Aby ograniczyć takie niekontrolowane wahania, postulują by wprowadzić znane z inżynierii rozwiązanie sprzężenia zwrotnego. Należy reagować adekwatnie do informacji – czyli spadku lub wzrostu zachorowań. To rozwiązanie przypomina symulacje badaczy z Imperial College, ale postuluje znoszenie ograniczeń stopniowo i stosownie do sytuacji.
Autorzy twierdzą, że przy odpowiednim dostrojeniu reakcji rządów i służb epidemiologicznych będzie można zdusić pandemię do poziomu, w którym będzie się zaledwie tlić. Czy można im ufać? Cóż, inżynierowie są specjalistami od kontrolowania systemów złożonych i jak mało kto znają się na ich oscylacjach.

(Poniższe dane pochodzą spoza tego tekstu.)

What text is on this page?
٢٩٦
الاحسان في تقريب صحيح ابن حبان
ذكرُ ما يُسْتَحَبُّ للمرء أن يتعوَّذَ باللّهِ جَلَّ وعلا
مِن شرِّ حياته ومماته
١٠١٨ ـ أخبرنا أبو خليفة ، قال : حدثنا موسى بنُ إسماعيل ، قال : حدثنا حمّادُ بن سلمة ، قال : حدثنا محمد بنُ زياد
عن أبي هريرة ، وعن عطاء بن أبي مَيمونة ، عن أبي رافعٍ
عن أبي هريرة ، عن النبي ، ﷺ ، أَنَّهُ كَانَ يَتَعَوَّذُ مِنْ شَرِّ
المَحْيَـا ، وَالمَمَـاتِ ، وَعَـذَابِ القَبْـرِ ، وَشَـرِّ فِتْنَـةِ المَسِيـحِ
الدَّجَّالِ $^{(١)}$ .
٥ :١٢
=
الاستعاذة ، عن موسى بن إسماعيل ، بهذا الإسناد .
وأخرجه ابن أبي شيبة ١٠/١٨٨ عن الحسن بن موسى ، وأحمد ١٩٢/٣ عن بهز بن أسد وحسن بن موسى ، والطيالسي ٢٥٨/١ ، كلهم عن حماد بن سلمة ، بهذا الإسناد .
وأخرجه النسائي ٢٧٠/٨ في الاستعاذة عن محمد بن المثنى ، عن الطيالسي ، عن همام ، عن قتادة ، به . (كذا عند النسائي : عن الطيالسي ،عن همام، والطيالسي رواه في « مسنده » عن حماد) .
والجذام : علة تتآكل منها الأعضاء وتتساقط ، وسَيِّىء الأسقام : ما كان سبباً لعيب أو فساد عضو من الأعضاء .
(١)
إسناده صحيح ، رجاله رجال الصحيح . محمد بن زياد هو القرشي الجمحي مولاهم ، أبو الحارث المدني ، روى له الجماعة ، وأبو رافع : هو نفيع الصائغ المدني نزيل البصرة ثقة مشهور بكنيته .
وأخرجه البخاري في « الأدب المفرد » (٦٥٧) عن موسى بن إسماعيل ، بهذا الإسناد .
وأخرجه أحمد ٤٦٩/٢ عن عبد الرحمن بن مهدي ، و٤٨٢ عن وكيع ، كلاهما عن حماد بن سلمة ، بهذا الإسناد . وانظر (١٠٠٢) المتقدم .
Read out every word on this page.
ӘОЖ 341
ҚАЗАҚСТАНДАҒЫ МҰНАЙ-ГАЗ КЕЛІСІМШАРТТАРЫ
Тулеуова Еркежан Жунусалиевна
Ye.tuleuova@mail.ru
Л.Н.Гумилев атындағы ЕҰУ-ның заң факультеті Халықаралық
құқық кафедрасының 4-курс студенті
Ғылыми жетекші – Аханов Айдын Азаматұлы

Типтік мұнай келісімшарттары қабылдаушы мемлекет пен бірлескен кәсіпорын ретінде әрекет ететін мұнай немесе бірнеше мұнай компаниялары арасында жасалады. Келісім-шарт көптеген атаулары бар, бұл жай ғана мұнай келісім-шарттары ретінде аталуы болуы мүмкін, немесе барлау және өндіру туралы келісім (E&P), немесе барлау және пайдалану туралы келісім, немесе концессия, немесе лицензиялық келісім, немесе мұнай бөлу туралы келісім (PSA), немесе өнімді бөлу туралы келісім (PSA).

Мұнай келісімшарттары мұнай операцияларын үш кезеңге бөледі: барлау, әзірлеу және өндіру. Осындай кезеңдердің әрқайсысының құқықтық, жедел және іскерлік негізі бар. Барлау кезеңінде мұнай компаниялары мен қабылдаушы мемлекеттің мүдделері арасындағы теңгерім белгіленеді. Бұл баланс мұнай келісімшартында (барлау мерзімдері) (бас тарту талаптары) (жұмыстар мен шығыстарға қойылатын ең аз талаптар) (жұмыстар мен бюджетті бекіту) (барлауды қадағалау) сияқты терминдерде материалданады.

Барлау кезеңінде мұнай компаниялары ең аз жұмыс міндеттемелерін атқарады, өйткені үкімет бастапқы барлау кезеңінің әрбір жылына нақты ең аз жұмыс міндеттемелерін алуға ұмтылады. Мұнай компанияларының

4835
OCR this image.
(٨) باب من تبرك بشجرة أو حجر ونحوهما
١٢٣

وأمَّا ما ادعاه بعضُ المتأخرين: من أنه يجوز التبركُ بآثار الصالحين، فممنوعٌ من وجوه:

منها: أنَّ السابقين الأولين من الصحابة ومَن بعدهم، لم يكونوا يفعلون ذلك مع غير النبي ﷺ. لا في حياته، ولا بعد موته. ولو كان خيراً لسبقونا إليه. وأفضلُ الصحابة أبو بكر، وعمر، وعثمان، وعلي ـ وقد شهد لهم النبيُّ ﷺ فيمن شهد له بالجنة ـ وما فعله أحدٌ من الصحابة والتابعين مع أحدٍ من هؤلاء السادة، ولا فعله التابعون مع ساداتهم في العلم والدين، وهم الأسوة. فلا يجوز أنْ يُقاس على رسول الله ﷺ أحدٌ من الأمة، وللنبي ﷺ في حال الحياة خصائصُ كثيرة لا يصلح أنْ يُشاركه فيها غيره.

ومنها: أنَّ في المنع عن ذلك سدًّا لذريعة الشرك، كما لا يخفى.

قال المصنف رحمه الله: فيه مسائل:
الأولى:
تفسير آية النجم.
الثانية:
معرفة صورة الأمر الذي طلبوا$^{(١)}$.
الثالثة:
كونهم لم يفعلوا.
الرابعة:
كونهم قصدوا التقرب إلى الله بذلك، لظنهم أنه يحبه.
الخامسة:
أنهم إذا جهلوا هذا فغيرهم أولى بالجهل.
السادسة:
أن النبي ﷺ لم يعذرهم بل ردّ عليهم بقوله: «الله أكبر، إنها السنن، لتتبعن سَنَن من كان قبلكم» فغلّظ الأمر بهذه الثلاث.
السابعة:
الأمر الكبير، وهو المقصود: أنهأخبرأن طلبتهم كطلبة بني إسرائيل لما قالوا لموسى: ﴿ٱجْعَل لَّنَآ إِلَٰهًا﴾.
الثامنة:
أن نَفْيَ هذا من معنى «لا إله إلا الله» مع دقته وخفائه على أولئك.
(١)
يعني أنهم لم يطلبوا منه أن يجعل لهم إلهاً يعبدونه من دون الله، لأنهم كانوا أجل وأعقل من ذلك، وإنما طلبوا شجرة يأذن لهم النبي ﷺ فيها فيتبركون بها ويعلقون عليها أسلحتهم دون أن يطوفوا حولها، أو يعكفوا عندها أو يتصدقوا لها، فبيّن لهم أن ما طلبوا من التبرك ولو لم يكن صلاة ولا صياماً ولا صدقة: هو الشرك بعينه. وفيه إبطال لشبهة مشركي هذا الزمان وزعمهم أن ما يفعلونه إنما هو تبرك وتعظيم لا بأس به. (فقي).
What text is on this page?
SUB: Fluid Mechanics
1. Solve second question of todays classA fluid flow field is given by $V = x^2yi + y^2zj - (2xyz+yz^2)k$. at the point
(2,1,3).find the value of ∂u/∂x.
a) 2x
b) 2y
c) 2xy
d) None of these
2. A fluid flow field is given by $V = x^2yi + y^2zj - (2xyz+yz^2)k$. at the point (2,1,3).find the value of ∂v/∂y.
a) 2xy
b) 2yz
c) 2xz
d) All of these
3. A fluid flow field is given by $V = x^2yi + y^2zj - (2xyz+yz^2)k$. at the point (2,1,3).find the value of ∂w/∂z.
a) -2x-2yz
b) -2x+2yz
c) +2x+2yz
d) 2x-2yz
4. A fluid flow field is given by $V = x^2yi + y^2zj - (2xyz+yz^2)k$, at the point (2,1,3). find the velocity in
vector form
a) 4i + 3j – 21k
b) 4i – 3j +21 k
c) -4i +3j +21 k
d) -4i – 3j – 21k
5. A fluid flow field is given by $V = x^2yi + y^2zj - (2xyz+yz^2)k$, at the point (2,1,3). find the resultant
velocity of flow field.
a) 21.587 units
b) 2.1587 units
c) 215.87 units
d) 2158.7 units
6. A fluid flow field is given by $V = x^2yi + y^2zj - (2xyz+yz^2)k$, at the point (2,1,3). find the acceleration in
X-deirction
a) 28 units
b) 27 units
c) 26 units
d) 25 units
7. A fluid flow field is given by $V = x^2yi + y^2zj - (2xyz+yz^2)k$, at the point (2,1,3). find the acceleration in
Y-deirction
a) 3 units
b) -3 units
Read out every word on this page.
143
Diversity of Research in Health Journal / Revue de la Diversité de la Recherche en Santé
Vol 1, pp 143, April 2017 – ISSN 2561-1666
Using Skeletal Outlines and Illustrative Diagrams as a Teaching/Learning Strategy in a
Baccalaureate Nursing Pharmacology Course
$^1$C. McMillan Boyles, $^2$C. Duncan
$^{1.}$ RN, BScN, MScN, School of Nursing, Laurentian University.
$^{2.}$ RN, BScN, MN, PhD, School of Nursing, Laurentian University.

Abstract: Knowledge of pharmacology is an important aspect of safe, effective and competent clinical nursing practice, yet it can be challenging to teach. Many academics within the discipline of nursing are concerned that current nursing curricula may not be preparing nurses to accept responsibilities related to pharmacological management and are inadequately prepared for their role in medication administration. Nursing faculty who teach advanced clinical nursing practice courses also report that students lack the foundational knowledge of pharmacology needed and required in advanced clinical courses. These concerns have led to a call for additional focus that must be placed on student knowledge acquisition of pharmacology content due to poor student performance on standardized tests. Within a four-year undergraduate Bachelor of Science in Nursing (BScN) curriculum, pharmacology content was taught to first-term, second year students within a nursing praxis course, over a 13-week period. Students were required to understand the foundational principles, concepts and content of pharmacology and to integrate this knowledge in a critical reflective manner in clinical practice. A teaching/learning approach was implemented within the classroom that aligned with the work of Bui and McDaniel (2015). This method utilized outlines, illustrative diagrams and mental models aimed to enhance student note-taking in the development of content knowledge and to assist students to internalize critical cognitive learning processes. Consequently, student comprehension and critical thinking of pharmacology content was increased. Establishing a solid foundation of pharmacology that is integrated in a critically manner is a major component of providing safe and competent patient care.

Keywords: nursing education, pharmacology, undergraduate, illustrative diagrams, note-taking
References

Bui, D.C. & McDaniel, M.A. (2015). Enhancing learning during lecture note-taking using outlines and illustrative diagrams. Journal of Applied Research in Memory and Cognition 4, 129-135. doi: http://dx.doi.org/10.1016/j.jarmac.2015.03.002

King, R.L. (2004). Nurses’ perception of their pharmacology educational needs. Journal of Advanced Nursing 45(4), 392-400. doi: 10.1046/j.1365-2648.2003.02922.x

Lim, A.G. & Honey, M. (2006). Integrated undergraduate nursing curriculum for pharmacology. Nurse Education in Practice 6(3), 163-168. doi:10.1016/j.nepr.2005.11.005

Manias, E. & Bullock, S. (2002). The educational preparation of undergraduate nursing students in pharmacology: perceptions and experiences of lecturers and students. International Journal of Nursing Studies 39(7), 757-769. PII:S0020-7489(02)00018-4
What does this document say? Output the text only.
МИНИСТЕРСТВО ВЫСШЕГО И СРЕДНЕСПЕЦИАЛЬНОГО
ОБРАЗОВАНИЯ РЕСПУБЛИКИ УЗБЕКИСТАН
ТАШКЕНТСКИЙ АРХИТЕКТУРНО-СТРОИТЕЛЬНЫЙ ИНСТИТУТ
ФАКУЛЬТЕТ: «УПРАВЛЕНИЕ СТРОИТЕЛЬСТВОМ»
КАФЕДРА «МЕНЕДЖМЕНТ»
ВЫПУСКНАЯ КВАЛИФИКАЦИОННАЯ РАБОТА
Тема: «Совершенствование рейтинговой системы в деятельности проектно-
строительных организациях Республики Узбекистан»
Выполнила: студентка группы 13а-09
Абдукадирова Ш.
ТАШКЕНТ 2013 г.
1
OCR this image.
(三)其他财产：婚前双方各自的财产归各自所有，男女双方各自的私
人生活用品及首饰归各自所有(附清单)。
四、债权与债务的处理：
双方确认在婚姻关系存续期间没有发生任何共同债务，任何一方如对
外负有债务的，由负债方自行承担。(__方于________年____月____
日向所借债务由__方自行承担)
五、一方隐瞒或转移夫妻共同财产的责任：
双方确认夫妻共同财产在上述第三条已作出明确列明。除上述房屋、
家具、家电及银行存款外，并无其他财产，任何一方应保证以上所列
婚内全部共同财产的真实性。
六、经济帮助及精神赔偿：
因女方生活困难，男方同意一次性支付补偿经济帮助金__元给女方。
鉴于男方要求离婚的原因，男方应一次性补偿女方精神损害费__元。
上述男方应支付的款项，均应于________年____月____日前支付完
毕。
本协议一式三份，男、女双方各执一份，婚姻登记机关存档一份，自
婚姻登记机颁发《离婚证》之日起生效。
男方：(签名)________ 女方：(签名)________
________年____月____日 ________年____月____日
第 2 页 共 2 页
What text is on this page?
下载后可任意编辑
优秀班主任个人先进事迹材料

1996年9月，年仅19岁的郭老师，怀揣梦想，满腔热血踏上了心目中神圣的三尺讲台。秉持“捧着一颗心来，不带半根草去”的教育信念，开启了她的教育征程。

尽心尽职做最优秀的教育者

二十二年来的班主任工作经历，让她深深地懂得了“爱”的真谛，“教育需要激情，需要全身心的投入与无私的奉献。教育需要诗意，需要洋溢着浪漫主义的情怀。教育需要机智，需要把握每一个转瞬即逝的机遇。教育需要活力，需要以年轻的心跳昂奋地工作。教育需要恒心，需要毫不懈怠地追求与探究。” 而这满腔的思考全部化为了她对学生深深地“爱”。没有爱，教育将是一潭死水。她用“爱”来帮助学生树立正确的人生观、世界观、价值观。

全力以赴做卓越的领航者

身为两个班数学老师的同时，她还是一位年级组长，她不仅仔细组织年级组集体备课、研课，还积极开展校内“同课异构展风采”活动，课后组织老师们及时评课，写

Co ciekawe, w podobnym tonie wypowiada się polski rząd. W planie przedstawionym w ubiegłym tygodniu mowa jest o kolejnych fazach wychodzenia z epidemii. Nie podano jednak żadnych konkretnych dat, znoszenie kolejnych restrykcji ma być bowiem uzależnione od zmniejszenia się tempa przyrostu zachorowań.
Polski plan znoszenia ograniczeń nosi tytuł „Nowa normalność: etapy znoszenia ograniczeń związanych z COVID-19”. Do czasu wynalezienia i masowej produkcji szczepionki na koronawirusa musimy się do nowej normalności przyzwyczaić. Ograniczenia, w takiej czy innej formie, będą nam towarzyszyć.